Think about significance of holiday red and green colors

We will all have to make sacrifices while expanding our efforts to make our lives greener.

Given the barrage of seasonal advertising, it’s difficult to forget that red and green are colors we associate with the month of December.

Of course, this has been true for a long time, since before the Christian era. For example, the Romans celebrated the festival of Saturnalia every year, honoring their god, Saturn, coincident with the winter solstice. The Romans would weave green holly wreaths to hang around their houses, signifying their desire to see the return of spring. The solstice had long been a good excuse for a festival, and from what I’ve read, Romans seemed to enjoy life more than we do, with their love of food, drink, and shenanigans bordering on the sensual.

Red classically has represented blood and life, which is why ancient peoples made red paint from hematite (iron oxide), and some cultures spread it on their dead before burial. When the Christian era came along, red took on another meaning — that of the blood of the son of God — and so it made perfect sense to keep making holly wreaths around the solstice, this time with berries celebrating his birth. That’s how I heard the story as a child, probably around the holidays.

A disclaimer here: I am not a fan of the holidays as currently celebrated. I’d sooner be disemboweled with a butter knife than watch another performance of “The Nutcracker.” But I must admit that I sometimes yearn for the holidays of my youth when I was showered with gifts. I still have some of them, including a Lafayette photoelectric switch and a framed collection of Native American flint tools found in Ohio, which fueled my interests in history and science. Beyond the gifts, there were also my mother’s anise cookies, Jell-O salads (I miss them), the requisite roast beef, and my hamming uncles and doting aunts. You gotta love second-generation Germans if for no other reason than their joy in partying. To top it off, my mother was part Irish, so there was always dancing and lots of laughter. In grade school, I just let these shenanigans soak in. Romans, we weren’t, but today I’d be out there dancing, too.

I didn’t recognize it as a child, but since the beginning of the last century, red and green have been given entirely different meanings.

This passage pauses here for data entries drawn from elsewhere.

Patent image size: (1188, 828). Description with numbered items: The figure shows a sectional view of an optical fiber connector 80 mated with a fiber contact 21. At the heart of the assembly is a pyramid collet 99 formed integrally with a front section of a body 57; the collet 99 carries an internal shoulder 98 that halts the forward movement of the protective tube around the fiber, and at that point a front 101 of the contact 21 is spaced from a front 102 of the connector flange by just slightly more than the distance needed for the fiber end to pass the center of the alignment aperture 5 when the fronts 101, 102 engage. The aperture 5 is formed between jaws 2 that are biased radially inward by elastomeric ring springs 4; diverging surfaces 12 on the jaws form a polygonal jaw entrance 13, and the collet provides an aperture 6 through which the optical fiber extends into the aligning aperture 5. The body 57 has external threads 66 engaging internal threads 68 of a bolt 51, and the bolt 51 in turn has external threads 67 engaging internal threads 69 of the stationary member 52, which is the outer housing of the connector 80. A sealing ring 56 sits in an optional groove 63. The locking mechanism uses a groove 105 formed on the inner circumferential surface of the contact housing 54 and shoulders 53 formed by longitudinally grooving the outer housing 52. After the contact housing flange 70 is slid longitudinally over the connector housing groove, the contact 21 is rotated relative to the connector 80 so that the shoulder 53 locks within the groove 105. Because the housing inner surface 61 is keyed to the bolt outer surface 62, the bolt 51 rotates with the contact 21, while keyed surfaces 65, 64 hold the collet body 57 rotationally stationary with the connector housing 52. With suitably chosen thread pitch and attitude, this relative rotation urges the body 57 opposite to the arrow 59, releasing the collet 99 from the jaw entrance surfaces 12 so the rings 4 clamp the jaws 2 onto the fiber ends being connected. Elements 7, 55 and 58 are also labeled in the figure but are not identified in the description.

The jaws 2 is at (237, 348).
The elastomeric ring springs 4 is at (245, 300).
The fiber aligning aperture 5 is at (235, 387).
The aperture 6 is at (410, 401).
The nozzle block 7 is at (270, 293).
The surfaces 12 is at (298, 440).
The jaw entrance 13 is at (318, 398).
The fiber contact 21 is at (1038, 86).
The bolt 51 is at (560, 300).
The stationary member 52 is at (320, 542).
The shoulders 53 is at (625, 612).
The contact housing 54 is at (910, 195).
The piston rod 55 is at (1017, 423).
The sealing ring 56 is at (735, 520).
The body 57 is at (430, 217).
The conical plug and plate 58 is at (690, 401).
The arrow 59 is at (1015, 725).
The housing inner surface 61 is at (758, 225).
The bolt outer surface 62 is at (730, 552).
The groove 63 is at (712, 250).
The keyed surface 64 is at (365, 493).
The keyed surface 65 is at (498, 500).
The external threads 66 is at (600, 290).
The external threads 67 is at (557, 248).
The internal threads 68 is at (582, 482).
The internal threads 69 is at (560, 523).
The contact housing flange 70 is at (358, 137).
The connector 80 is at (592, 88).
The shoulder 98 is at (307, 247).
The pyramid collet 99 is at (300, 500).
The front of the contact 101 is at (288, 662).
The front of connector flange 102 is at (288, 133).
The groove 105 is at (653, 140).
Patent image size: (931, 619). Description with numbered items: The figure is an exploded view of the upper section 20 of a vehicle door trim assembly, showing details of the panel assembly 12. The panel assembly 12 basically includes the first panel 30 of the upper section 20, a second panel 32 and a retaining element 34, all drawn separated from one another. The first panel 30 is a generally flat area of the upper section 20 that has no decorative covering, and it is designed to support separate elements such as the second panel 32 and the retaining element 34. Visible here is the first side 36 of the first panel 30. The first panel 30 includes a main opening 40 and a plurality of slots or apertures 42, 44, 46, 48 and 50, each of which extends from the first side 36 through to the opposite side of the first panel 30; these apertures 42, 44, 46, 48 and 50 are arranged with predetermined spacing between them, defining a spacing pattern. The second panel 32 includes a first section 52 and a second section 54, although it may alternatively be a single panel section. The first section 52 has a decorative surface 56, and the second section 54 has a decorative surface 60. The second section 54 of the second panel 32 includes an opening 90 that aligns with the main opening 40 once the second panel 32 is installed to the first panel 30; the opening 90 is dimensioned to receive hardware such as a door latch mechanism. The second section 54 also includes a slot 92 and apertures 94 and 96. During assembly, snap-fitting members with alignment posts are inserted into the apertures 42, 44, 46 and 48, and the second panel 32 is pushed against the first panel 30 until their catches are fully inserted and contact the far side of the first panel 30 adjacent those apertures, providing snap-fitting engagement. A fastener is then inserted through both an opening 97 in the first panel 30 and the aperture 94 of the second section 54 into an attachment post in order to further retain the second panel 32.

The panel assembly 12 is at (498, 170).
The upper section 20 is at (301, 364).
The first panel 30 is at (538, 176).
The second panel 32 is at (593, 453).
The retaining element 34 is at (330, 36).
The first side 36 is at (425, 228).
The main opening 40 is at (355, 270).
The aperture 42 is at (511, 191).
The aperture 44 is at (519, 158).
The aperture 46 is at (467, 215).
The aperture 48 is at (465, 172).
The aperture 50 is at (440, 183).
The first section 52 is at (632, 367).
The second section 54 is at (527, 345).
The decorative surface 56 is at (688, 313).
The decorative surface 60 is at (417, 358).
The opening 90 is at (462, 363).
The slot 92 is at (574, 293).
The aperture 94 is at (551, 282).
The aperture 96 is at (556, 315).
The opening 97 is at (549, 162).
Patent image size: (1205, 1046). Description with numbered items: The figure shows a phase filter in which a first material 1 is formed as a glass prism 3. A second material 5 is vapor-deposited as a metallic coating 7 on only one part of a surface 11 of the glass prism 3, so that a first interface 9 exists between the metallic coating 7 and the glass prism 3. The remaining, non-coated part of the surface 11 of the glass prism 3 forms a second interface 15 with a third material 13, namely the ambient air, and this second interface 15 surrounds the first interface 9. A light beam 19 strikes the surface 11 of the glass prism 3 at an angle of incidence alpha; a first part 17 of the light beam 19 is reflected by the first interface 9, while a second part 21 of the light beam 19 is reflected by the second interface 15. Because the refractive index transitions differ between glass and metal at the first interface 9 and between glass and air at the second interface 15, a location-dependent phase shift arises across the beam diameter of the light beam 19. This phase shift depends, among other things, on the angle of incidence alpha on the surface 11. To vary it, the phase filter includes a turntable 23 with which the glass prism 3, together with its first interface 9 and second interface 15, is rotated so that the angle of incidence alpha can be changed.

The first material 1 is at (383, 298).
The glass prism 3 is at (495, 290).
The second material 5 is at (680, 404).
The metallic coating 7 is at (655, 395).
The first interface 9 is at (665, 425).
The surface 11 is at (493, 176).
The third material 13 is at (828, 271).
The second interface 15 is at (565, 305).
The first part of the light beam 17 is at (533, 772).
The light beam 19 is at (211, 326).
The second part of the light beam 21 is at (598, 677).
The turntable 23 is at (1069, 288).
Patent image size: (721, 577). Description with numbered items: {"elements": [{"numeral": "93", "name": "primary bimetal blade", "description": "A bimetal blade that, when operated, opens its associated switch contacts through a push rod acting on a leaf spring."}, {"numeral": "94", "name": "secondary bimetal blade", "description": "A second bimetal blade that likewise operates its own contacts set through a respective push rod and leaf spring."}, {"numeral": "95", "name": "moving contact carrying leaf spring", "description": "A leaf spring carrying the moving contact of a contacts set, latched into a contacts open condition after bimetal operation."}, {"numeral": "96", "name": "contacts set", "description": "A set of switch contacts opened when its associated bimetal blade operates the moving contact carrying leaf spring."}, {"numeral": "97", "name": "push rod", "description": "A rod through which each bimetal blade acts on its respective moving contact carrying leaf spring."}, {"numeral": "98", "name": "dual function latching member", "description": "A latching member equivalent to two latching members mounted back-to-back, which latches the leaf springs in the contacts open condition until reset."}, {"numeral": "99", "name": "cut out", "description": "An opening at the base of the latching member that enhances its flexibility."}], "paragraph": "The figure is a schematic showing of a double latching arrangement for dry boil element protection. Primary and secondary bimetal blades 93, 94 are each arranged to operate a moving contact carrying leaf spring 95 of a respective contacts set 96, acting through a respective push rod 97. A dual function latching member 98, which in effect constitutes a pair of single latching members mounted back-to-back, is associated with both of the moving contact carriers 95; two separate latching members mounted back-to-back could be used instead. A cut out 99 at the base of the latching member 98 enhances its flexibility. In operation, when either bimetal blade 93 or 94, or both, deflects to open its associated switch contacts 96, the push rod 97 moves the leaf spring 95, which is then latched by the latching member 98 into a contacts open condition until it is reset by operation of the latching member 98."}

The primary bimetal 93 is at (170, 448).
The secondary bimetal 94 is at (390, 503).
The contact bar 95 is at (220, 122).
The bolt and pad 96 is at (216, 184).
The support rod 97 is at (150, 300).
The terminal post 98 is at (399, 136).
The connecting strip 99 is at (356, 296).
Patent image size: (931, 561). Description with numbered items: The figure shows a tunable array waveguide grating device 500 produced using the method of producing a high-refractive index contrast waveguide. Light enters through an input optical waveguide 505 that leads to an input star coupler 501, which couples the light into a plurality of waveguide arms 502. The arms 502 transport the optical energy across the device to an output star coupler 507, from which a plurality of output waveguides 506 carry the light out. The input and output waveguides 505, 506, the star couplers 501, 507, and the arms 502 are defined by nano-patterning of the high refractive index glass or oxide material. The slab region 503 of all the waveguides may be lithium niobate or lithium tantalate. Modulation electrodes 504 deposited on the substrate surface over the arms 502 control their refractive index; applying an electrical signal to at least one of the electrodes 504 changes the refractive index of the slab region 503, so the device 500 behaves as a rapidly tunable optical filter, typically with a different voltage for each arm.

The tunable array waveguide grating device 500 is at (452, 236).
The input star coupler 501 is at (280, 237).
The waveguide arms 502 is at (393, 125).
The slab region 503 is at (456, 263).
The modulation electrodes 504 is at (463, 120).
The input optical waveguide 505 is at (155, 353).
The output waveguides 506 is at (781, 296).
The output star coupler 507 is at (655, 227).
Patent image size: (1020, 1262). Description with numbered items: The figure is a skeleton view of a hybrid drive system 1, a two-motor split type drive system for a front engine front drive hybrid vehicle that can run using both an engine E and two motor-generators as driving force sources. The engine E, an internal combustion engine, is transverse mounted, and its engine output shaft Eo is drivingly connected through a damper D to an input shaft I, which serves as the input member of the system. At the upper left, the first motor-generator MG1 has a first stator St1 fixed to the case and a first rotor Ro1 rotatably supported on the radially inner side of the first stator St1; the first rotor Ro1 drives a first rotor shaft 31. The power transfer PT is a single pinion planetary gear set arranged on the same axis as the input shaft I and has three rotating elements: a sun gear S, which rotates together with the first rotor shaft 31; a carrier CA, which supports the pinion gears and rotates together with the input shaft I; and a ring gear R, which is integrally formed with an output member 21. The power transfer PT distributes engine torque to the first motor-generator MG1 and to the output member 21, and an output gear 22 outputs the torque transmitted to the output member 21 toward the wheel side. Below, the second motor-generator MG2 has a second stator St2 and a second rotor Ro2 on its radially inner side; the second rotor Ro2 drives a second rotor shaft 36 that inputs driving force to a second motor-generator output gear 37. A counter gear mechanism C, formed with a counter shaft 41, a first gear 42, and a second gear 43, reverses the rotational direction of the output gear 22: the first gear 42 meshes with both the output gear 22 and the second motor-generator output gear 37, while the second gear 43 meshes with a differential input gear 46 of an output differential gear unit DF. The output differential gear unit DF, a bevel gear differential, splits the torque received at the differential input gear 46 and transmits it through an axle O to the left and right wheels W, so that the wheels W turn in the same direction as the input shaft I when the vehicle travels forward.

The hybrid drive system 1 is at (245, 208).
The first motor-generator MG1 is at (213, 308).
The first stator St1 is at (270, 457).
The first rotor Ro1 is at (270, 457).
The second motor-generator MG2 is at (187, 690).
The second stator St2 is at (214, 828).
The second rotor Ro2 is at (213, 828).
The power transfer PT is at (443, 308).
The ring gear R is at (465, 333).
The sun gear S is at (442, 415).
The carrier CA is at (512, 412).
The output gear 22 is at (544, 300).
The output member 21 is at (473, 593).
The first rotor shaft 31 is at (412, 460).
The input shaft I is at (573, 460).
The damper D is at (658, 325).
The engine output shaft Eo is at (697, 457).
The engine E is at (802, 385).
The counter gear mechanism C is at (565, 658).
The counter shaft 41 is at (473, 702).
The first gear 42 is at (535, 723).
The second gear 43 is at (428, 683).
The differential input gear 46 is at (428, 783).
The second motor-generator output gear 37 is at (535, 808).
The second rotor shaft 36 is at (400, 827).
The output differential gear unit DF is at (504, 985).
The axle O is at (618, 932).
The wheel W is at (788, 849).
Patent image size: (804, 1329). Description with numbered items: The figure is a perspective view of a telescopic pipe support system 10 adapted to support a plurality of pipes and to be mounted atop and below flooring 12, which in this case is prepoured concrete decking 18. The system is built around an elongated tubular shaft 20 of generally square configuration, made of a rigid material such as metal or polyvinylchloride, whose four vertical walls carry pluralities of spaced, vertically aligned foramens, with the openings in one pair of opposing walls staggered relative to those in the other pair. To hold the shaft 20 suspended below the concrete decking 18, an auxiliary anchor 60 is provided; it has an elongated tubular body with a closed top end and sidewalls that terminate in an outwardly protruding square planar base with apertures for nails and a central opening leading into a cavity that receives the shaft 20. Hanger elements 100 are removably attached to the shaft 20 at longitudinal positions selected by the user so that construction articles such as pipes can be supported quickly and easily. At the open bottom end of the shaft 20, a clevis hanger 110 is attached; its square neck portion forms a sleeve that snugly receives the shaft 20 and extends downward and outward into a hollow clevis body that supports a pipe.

Red became the color of totalitarian political systems, beginning with Russia and the Soviet Union, followed by China, and now our own Republican Party, which would certainly cause any pre-1970 Republicans to spin in their graves. If they weren’t yet dead, it would kill them.

Interestingly, green has retained its association with life and rebirth. Today, we have the Green New Deal, green construction and green products that promote sustainability. While before, the green complimented the red, or vice versa, now they are in direct opposition. Given our long history with these two colors, I do not believe the present situation will stand, nor should it.

Humans are facing what is arguably the largest challenge our species has known. After 300,000 years of tribal behavior, unrestricted growth and exploitation of the Earth’s resources, we now find ourselves in a real fix. Doing something about it is not going to be easy. We will all have to make sacrifices and shed some virtual blood (taking back our red) while expanding our efforts to make our lives greener.

We could also modify our government and follow the Athenians in relying upon direct (rather than representative) democracy. Names were drawn yearly from a pool of all citizens to determine who would be responsible for making new laws that year, with all changes to be voted on by all citizens. The brilliance of this system is that it forced all citizens to be reasonably informed — something we can only dream of now.

Maybe it’s time for us “modern” humans to take some hints from those who lived in classical antiquity. We do, after all, live in the shadow of an active volcano (like Vesuvius) and I’m all for living more modestly and wearing loose-fitting clothing and sandals. We could at the same time expand our love of food, drink, and shenanigans like dancing.

At our house this year, we’ll be hanging a wreath of cut holly branches (with berries) to symbolize both the solstice and the death and rebirth we must embrace to prepare the way for our grandchildren. On Vashon, holly is an invasive species, so I think the gods would approve.

Greg Wessel is a Vashon Island geologist, history buff and part-time treasure hunter. He can also polka.